Honey has been employed in wound care since Egyptian times and over the last few years there has been resurgence in its use. Honey has been shown to be effective against bacteria, aerobes, anaerobes, gram positive and gram negative bacteria and resistant strains of Streptococcus pyogenes and Staphylococcus aureus.
It works by producing low concentrations of slow release hydrogen peroxide found naturally in honey and its high osmolarity inhibits bacterial action but the mechanism by which honey influences wound healing processes is not fully understood. The application of honey facilitates wound bed preparation through the process of autolytic debridement.
Honey dressings should not be used on patients with diabetes because the glucose and fructose can be absorbed through the open wound.
Honey dressings are available in sheet or gel format and should be covered with a secondary dressing depending on the exudate level.

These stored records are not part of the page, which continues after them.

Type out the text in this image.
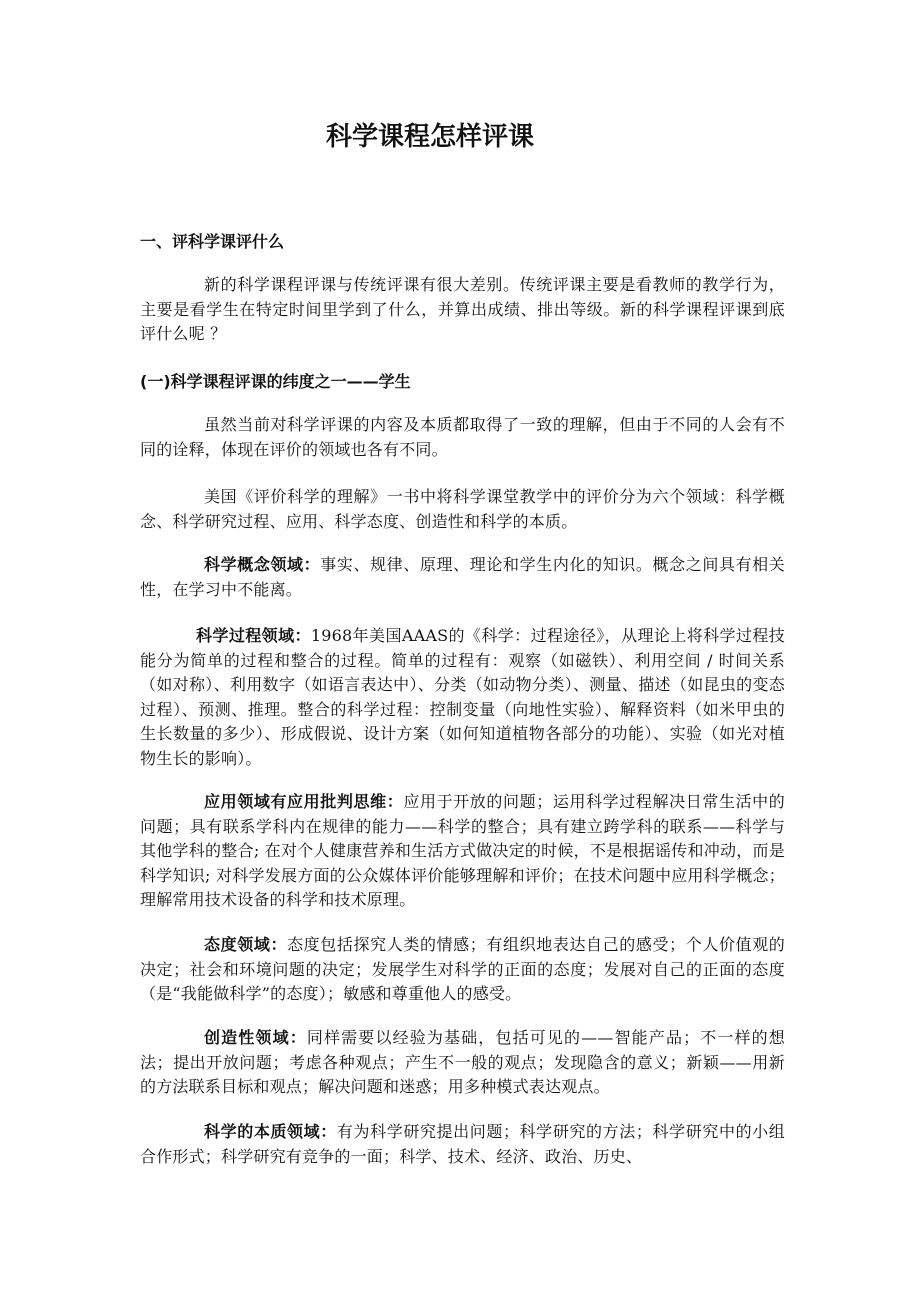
科学课程怎样评课
一、评科学课评什么
新的科学课程评课与传统评课有很大差别。传统评课主要是看教师的教学行为，主要是看学生在特定时间里学到了什么，并算出成绩、排出等级。新的科学课程评课到底评什么呢 ？
(一)科学课程评课的纬度之一——学生
虽然当前对科学评课的内容及本质都取得了一致的理解，但由于不同的人会有不同的诠释，体现在评价的领域也各有不同。
美国《评价科学的理解》一书中将科学课堂教学中的评价分为六个领域：科学概念、科学研究过程、应用、科学态度、创造性和科学的本质。
科学概念领域：事实、规律、原理、理论和学生内化的知识。概念之间具有相关性，在学习中不能离。
科学过程领域：1968年美国AAAS的《科学：过程途径》，从理论上将科学过程技能分为简单的过程和整合的过程。简单的过程有：观察（如磁铁）、利用空间 / 时间关系（如对称）、利用数字（如语言表达中）、分类（如动物分类）、测量、描述（如昆虫的变态过程）、预测、推理。整合的科学过程：控制变量（向地性实验）、解释资料（如米甲虫的生长数量的多少）、形成假说、设计方案（如何知道植物各部分的功能）、实验（如光对植物生长的影响）。
应用领域有应用批判思维：应用于开放的问题；运用科学过程解决日常生活中的问题；具有联系学科内在规律的能力——科学的整合；具有建立跨学科的联系——科学与其他学科的整合; 在对个人健康营养和生活方式做决定的时候，不是根据谣传和冲动，而是科学知识; 对科学发展方面的公众媒体评价能够理解和评价；在技术问题中应用科学概念；理解常用技术设备的科学和技术原理。
态度领域：态度包括探究人类的情感；有组织地表达自己的感受；个人价值观的决定；社会和环境问题的决定；发展学生对科学的正面的态度；发展对自己的正面的态度（是“我能做科学”的态度）；敏感和尊重他人的感受。
创造性领域：同样需要以经验为基础，包括可见的——智能产品；不一样的想法；提出开放问题；考虑各种观点；产生不一般的观点；发现隐含的意义；新颖——用新的方法联系目标和观点；解决问题和迷惑；用多种模式表达观点。
科学的本质领域：有为科学研究提出问题；科学研究的方法；科学研究中的小组合作形式；科学研究有竞争的一面；科学、技术、经济、政治、历史、
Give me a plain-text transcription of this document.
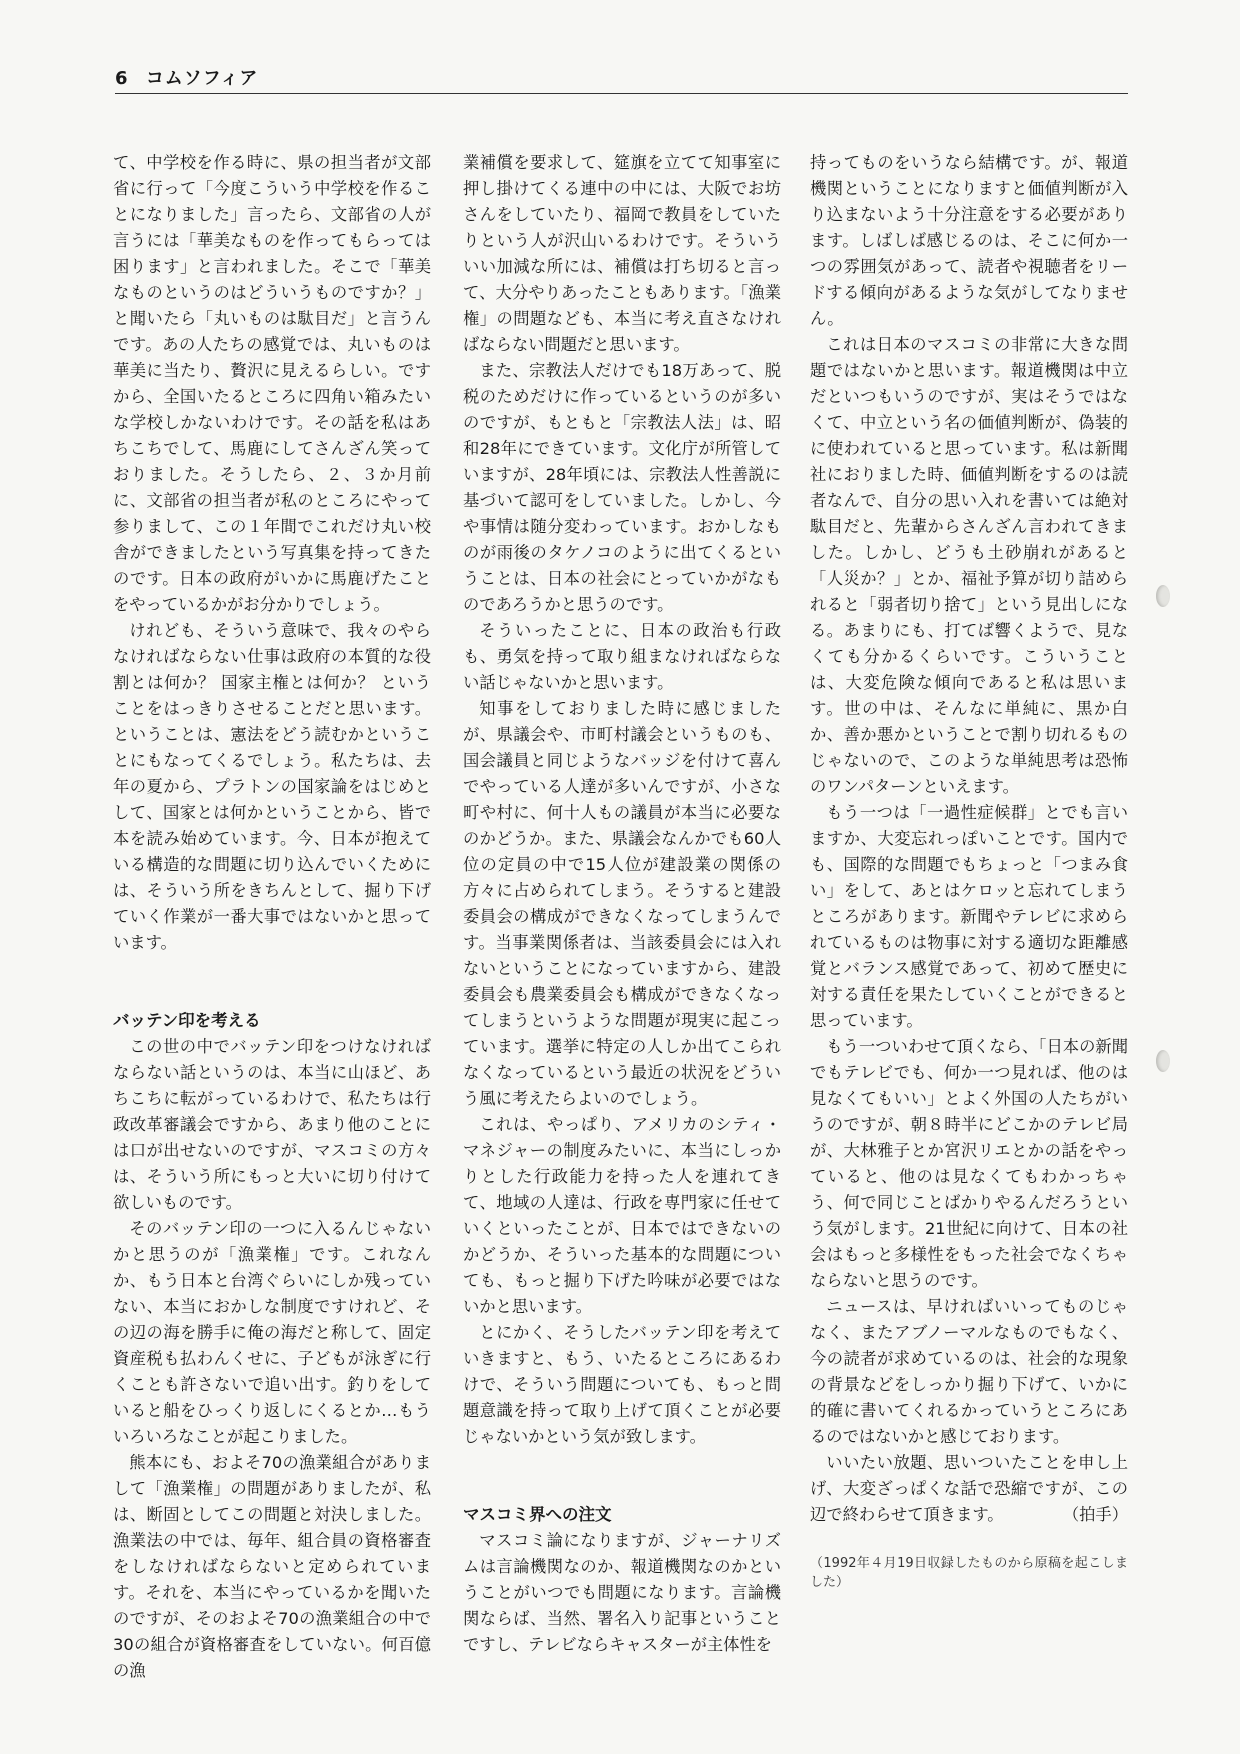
6 コムソフィア

て、中学校を作る時に、県の担当者が文部省に行って「今度こういう中学校を作ることになりました」言ったら、文部省の人が言うには「華美なものを作ってもらっては困ります」と言われました。そこで「華美なものというのはどういうものですか？」と聞いたら「丸いものは駄目だ」と言うんです。あの人たちの感覚では、丸いものは華美に当たり、贅沢に見えるらしい。ですから、全国いたるところに四角い箱みたいな学校しかないわけです。その話を私はあちこちでして、馬鹿にしてさんざん笑っておりました。そうしたら、２、３か月前に、文部省の担当者が私のところにやって参りまして、この１年間でこれだけ丸い校舎ができましたという写真集を持ってきたのです。日本の政府がいかに馬鹿げたことをやっているかがお分かりでしょう。

けれども、そういう意味で、我々のやらなければならない仕事は政府の本質的な役割とは何か？ 国家主権とは何か？ ということをはっきりさせることだと思います。ということは、憲法をどう読むかということにもなってくるでしょう。私たちは、去年の夏から、プラトンの国家論をはじめとして、国家とは何かということから、皆で本を読み始めています。今、日本が抱えている構造的な問題に切り込んでいくためには、そういう所をきちんとして、掘り下げていく作業が一番大事ではないかと思っています。

バッテン印を考える

この世の中でバッテン印をつけなければならない話というのは、本当に山ほど、あちこちに転がっているわけで、私たちは行政改革審議会ですから、あまり他のことには口が出せないのですが、マスコミの方々は、そういう所にもっと大いに切り付けて欲しいものです。

そのバッテン印の一つに入るんじゃないかと思うのが「漁業権」です。これなんか、もう日本と台湾ぐらいにしか残っていない、本当におかしな制度ですけれど、その辺の海を勝手に俺の海だと称して、固定資産税も払わんくせに、子どもが泳ぎに行くことも許さないで追い出す。釣りをしていると船をひっくり返しにくるとか…もういろいろなことが起こりました。

熊本にも、およそ70の漁業組合がありまして「漁業権」の問題がありましたが、私は、断固としてこの問題と対決しました。漁業法の中では、毎年、組合員の資格審査をしなければならないと定められています。それを、本当にやっているかを聞いたのですが、そのおよそ70の漁業組合の中で30の組合が資格審査をしていない。何百億の漁

業補償を要求して、筵旗を立てて知事室に押し掛けてくる連中の中には、大阪でお坊さんをしていたり、福岡で教員をしていたりという人が沢山いるわけです。そういういい加減な所には、補償は打ち切ると言って、大分やりあったこともあります。「漁業権」の問題なども、本当に考え直さなければならない問題だと思います。

また、宗教法人だけでも18万あって、脱税のためだけに作っているというのが多いのですが、もともと「宗教法人法」は、昭和28年にできています。文化庁が所管していますが、28年頃には、宗教法人性善説に基づいて認可をしていました。しかし、今や事情は随分変わっています。おかしなものが雨後のタケノコのように出てくるということは、日本の社会にとっていかがなものであろうかと思うのです。

そういったことに、日本の政治も行政も、勇気を持って取り組まなければならない話じゃないかと思います。

知事をしておりました時に感じましたが、県議会や、市町村議会というものも、国会議員と同じようなバッジを付けて喜んでやっている人達が多いんですが、小さな町や村に、何十人もの議員が本当に必要なのかどうか。また、県議会なんかでも60人位の定員の中で15人位が建設業の関係の方々に占められてしまう。そうすると建設委員会の構成ができなくなってしまうんです。当事業関係者は、当該委員会には入れないということになっていますから、建設委員会も農業委員会も構成ができなくなってしまうというような問題が現実に起こっています。選挙に特定の人しか出てこられなくなっているという最近の状況をどういう風に考えたらよいのでしょう。

これは、やっぱり、アメリカのシティ・マネジャーの制度みたいに、本当にしっかりとした行政能力を持った人を連れてきて、地域の人達は、行政を専門家に任せていくといったことが、日本ではできないのかどうか、そういった基本的な問題についても、もっと掘り下げた吟味が必要ではないかと思います。

とにかく、そうしたバッテン印を考えていきますと、もう、いたるところにあるわけで、そういう問題についても、もっと問題意識を持って取り上げて頂くことが必要じゃないかという気が致します。

マスコミ界への注文

マスコミ論になりますが、ジャーナリズムは言論機関なのか、報道機関なのかということがいつでも問題になります。言論機関ならば、当然、署名入り記事ということですし、テレビならキャスターが主体性を

持ってものをいうなら結構です。が、報道機関ということになりますと価値判断が入り込まないよう十分注意をする必要があります。しばしば感じるのは、そこに何か一つの雰囲気があって、読者や視聴者をリードする傾向があるような気がしてなりません。

これは日本のマスコミの非常に大きな問題ではないかと思います。報道機関は中立だといつもいうのですが、実はそうではなくて、中立という名の価値判断が、偽装的に使われていると思っています。私は新聞社におりました時、価値判断をするのは読者なんで、自分の思い入れを書いては絶対駄目だと、先輩からさんざん言われてきました。しかし、どうも土砂崩れがあると「人災か？」とか、福祉予算が切り詰められると「弱者切り捨て」という見出しになる。あまりにも、打てば響くようで、見なくても分かるくらいです。こういうことは、大変危険な傾向であると私は思います。世の中は、そんなに単純に、黒か白か、善か悪かということで割り切れるものじゃないので、このような単純思考は恐怖のワンパターンといえます。

もう一つは「一過性症候群」とでも言いますか、大変忘れっぽいことです。国内でも、国際的な問題でもちょっと「つまみ食い」をして、あとはケロッと忘れてしまうところがあります。新聞やテレビに求められているものは物事に対する適切な距離感覚とバランス感覚であって、初めて歴史に対する責任を果たしていくことができると思っています。

もう一ついわせて頂くなら、「日本の新聞でもテレビでも、何か一つ見れば、他のは見なくてもいい」とよく外国の人たちがいうのですが、朝８時半にどこかのテレビ局が、大林雅子とか宮沢リエとかの話をやっていると、他のは見なくてもわかっちゃう、何で同じことばかりやるんだろうという気がします。21世紀に向けて、日本の社会はもっと多様性をもった社会でなくちゃならないと思うのです。

ニュースは、早ければいいってものじゃなく、またアブノーマルなものでもなく、今の読者が求めているのは、社会的な現象の背景などをしっかり掘り下げて、いかに的確に書いてくれるかっていうところにあるのではないかと感じております。

いいたい放題、思いついたことを申し上げ、大変ざっぱくな話で恐縮ですが、この辺で終わらせて頂きます。	（拍手）

（1992年４月19日収録したものから原稿を起こしました）
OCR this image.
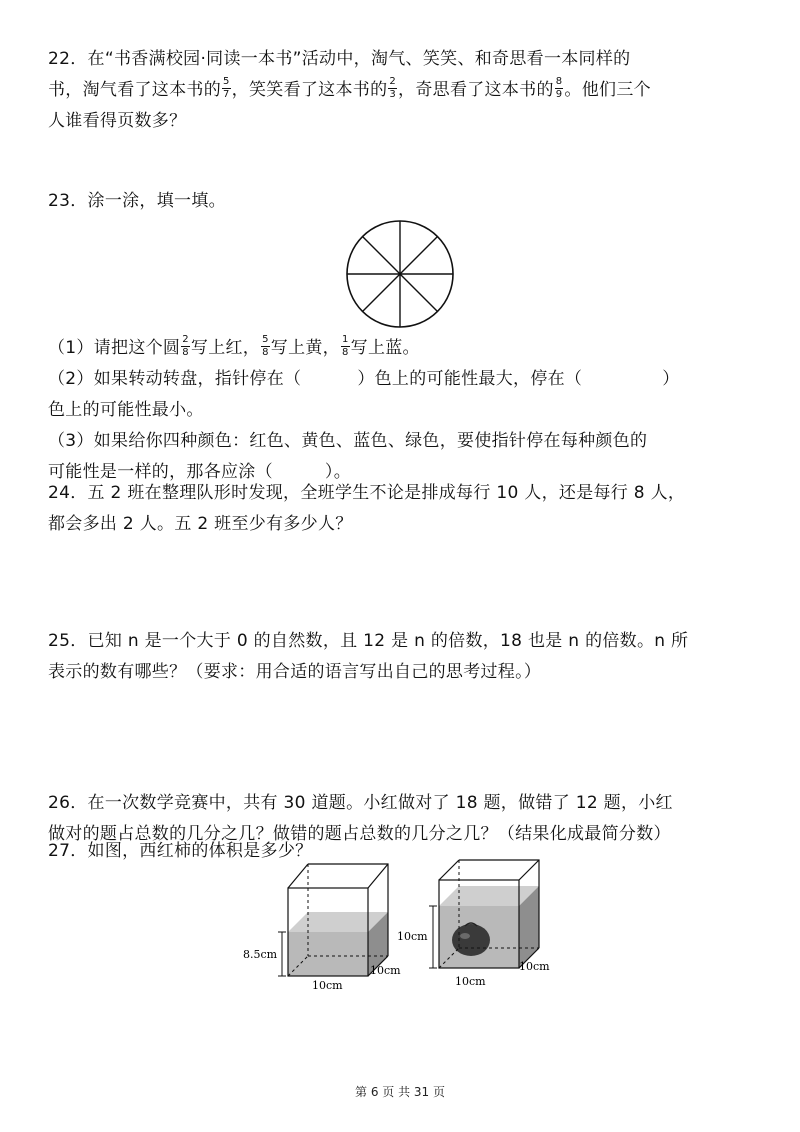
22．在“书香满校园·同读一本书”活动中，淘气、笑笑、和奇思看一本同样的
书，淘气看了这本书的 $\frac{5}{7}$ ，笑笑看了这本书的 $\frac{2}{3}$ ，奇思看了这本书的 $\frac{8}{9}$ 。他们三个
人谁看得页数多？
23．涂一涂，填一填。
（1）请把这个圆 $\frac{2}{8}$ 写上红， $\frac{5}{8}$ 写上黄， $\frac{1}{8}$ 写上蓝。
（2）如果转动转盘，指针停在（	）色上的可能性最大，停在（	）
色上的可能性最小。
（3）如果给你四种颜色：红色、黄色、蓝色、绿色，要使指针停在每种颜色的
可能性是一样的，那各应涂（	）。
24．五 2 班在整理队形时发现，全班学生不论是排成每行 10 人，还是每行 8 人，
都会多出 2 人。五 2 班至少有多少人？
25．已知 n 是一个大于 0 的自然数，且 12 是 n 的倍数，18 也是 n 的倍数。n 所
表示的数有哪些？（要求：用合适的语言写出自己的思考过程。）
26．在一次数学竞赛中，共有 30 道题。小红做对了 18 题，做错了 12 题，小红
做对的题占总数的几分之几？做错的题占总数的几分之几？（结果化成最简分数）
27．如图，西红柿的体积是多少？
8.5cm
10cm
10cm
10cm
10cm
10cm
第 6 页 共 31 页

There has been a resurgence of interest in the use of silver for its anti-bacterial properties in wound care. Silver sulphadiazine has been used successfully to treat burns and control infection. The chemical bonding of silver with sulphonamide has resulted in a safe, broad spectrum agent for topical use. Silver is released slowly from the oil in cream formulations in concentrations that are selectively toxic to micro-organisms such as MRSA.
The silver reacts in the presence of moisture, body fluids and wound exudate to release silver ions in a process known as hydro activation. The concentration of silver ions released is proportional to the antiseptic efficacy of the product. Silver in various formulations can be used for patients with infected wounds and as prophylactic treatment.